Cluttons' Sharjah Winter 2014 Commercial Market Outlook report, reveals that occupiers are focused on Grade A space, similar to other emirates in the UAE. Furthermore, with Sharjah's general economic restructuring now starting to bear fruit, the demand for top quality office space by occupiers continues to rise, and is focused on Grade A space.
The report also highlights that this trend is expected to drive Grade A space take up, against a backdrop of low levels of Grade A stock. In the short term, while supply levels play catch up to an extent, office rents at the top end of the market are expected to come under increased upwards pressure. This will leave incumbent occupiers with little choice, but to absorb the higher costs, or seek alternative options.
According to Cluttons' Chief Executive of the Middle East Steve Morgan, "The shortage of Grade A space and capital expenditure associated with any potential move, will mean that larger occupiers will be either unwilling, or unable to relocate and are likely to absorb any rent hikes.
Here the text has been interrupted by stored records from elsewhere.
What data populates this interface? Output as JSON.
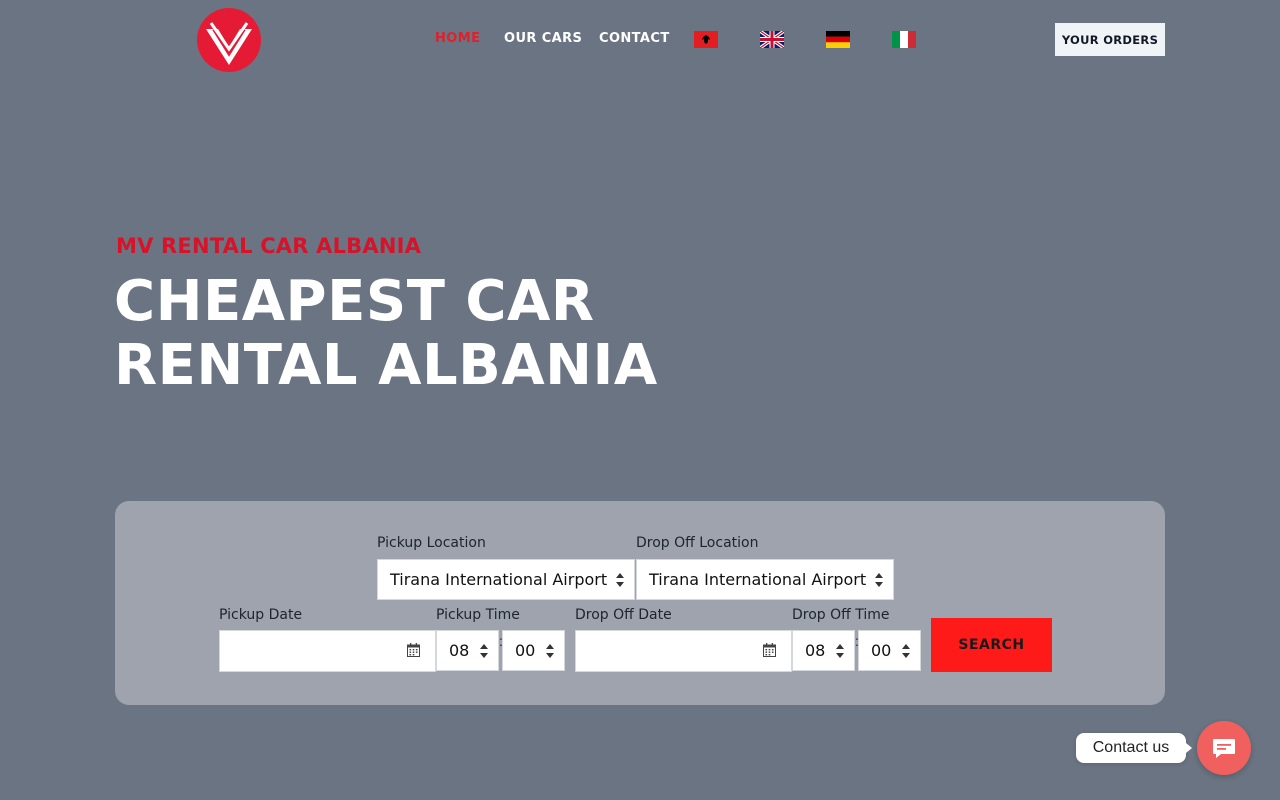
{
  "nav": {
    "home": "HOME",
    "our_cars": "OUR CARS",
    "contact": "CONTACT",
    "orders_button": "YOUR ORDERS",
    "flags": [
      "albania-flag-icon",
      "uk-flag-icon",
      "germany-flag-icon",
      "italy-flag-icon"
    ]
  },
  "hero": {
    "subtitle": "MV RENTAL CAR ALBANIA",
    "title": "CHEAPEST CAR RENTAL ALBANIA"
  },
  "search": {
    "pickup_location_label": "Pickup Location",
    "pickup_location_value": "Tirana International Airport",
    "dropoff_location_label": "Drop Off Location",
    "dropoff_location_value": "Tirana International Airport",
    "pickup_date_label": "Pickup Date",
    "pickup_date_value": "",
    "pickup_time_label": "Pickup Time",
    "pickup_hour": "08",
    "pickup_minute": "00",
    "dropoff_date_label": "Drop Off Date",
    "dropoff_date_value": "",
    "dropoff_time_label": "Drop Off Time",
    "dropoff_hour": "08",
    "dropoff_minute": "00",
    "time_separator": ":",
    "search_button": "SEARCH"
  },
  "contact_widget": {
    "label": "Contact us",
    "icon": "chat-icon"
  },
  "colors": {
    "background": "#6b7482",
    "accent_red": "#e0202b",
    "search_button": "#ff1a1a",
    "panel": "#9ea3ad",
    "contact_button": "#f0605f"
  }
}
We anticipate that smaller occupiers will be more flexible due to their cost conscious behavior."
The report shows that, during Q3 2014, rents across Sharjah's main office markets held steady, with the prime areas of Al Majaz retaining their position as the city's most expensive area for office space, with rents remaining stable at AED 75 psf. These flat rents are attributed to the sudden drop in rental rates across some Grade A buildings in the area.
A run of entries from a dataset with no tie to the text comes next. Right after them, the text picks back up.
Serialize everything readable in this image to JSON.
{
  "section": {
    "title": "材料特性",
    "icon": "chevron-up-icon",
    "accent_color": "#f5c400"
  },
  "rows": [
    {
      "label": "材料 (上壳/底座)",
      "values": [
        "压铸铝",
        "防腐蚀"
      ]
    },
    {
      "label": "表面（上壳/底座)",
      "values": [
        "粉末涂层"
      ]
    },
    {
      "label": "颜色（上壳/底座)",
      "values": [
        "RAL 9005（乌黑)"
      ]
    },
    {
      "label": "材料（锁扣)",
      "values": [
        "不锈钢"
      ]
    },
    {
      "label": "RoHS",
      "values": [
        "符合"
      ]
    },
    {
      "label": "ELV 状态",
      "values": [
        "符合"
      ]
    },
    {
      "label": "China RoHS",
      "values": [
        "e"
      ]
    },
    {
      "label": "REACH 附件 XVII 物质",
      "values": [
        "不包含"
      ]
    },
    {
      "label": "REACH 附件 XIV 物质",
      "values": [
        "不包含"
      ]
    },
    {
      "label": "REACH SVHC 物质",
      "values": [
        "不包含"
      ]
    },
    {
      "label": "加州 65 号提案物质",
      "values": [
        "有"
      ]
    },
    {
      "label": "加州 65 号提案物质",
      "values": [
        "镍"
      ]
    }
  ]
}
Morgan continued, "This drop in rental rates has been recorded in schemes where landlords, who were previously reluctant to lower rents, are now being forced to reassess their options due to prolonged void periods. This behavior has started to undermine rents in the prime areas of Al Majaz, which is being further exacerbated by landlords attempting to undercut one another in an attempt to drive take up."
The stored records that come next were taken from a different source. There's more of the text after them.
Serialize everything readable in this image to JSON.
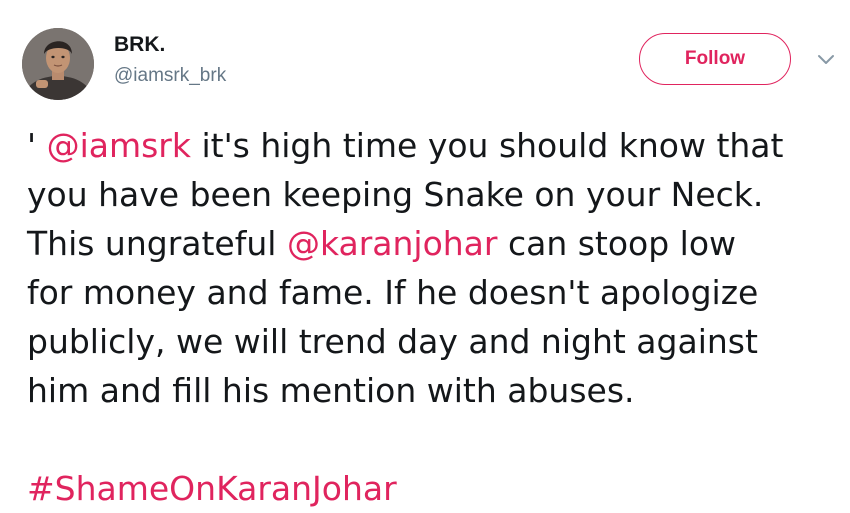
{
  "user": {
    "display_name": "BRK.",
    "handle": "@iamsrk_brk"
  },
  "follow_button": {
    "label": "Follow"
  },
  "icons": {
    "avatar": "profile-photo",
    "menu": "chevron-down-icon"
  },
  "colors": {
    "accent": "#e0245e",
    "secondary_text": "#657786",
    "text": "#14171a"
  },
  "tweet": {
    "line1_prefix": "' ",
    "line1_mention": "@iamsrk",
    "line1_text": " it's high time you should know that",
    "line2": "you have been keeping Snake on your Neck.",
    "line3_prefix": "This ungrateful ",
    "line3_mention": "@karanjohar",
    "line3_text": " can stoop low",
    "line4": "for money and fame. If he doesn't apologize",
    "line5": "publicly, we will trend day and night against",
    "line6": "him and fill his mention with abuses.",
    "hashtag": "#ShameOnKaranJohar"
  }
}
Elsewhere in the commercial sector, with both economic activity and the population continuing to expand, there has been an upturn in warehouse requirements from companies expanding operations in Sharjah, as well as those new to the emirate.
According to Cluttons, the rezoning of peripheral areas of several of Sharjah's Industrial Areas to "commercial use" has meant that there has been a steady flow of warehouse occupiers looking for alternative premises. The rezoning of these external parts of the Industrial Areas has translated into heightened interest for space in more internal areas, which have subsequently seen rents driven up.
Cluttons' international research and business development manager, Faisal Durrani commented, "Although there has been no official enforcement of the change of land use in the wider Industrial Areas yet, we have already begun to see a knock on impact on the limited number of vacant land plots in more central areas, with prices continuing to rise.
Durrani added, "Land prices in the Sharjah Industrial Areas currently stand at between AED 200 psf and AED 300 psf, depending on the size of the plot and the proximity to main roads. With the availability of larger plots dwindling, it is inevitable that values will continue to creep upwards, which is likely to catalyst the development of more peripheral and emerging industrial estates."
The report indicates that, away from the Sharjah Industrial Areas, the appetite to relocate to the emerging industrial areas around Sharjah International Airport and the existing Al Saja'a Industrial Area, is growing. The advantage of these areas is the widespread availability of larger land plots and better access to both the northern emirates and regional and international markets, due to the air-freight links available through Sharjah International Airport.
The report also points out that, with Sharjah Municipality's rent rules also extending to cover the commercial sector, industrial occupiers who have been in situ for a period of three years are being subjected to substantial uplifts at renewal, which is driving relocation to these more affordable areas.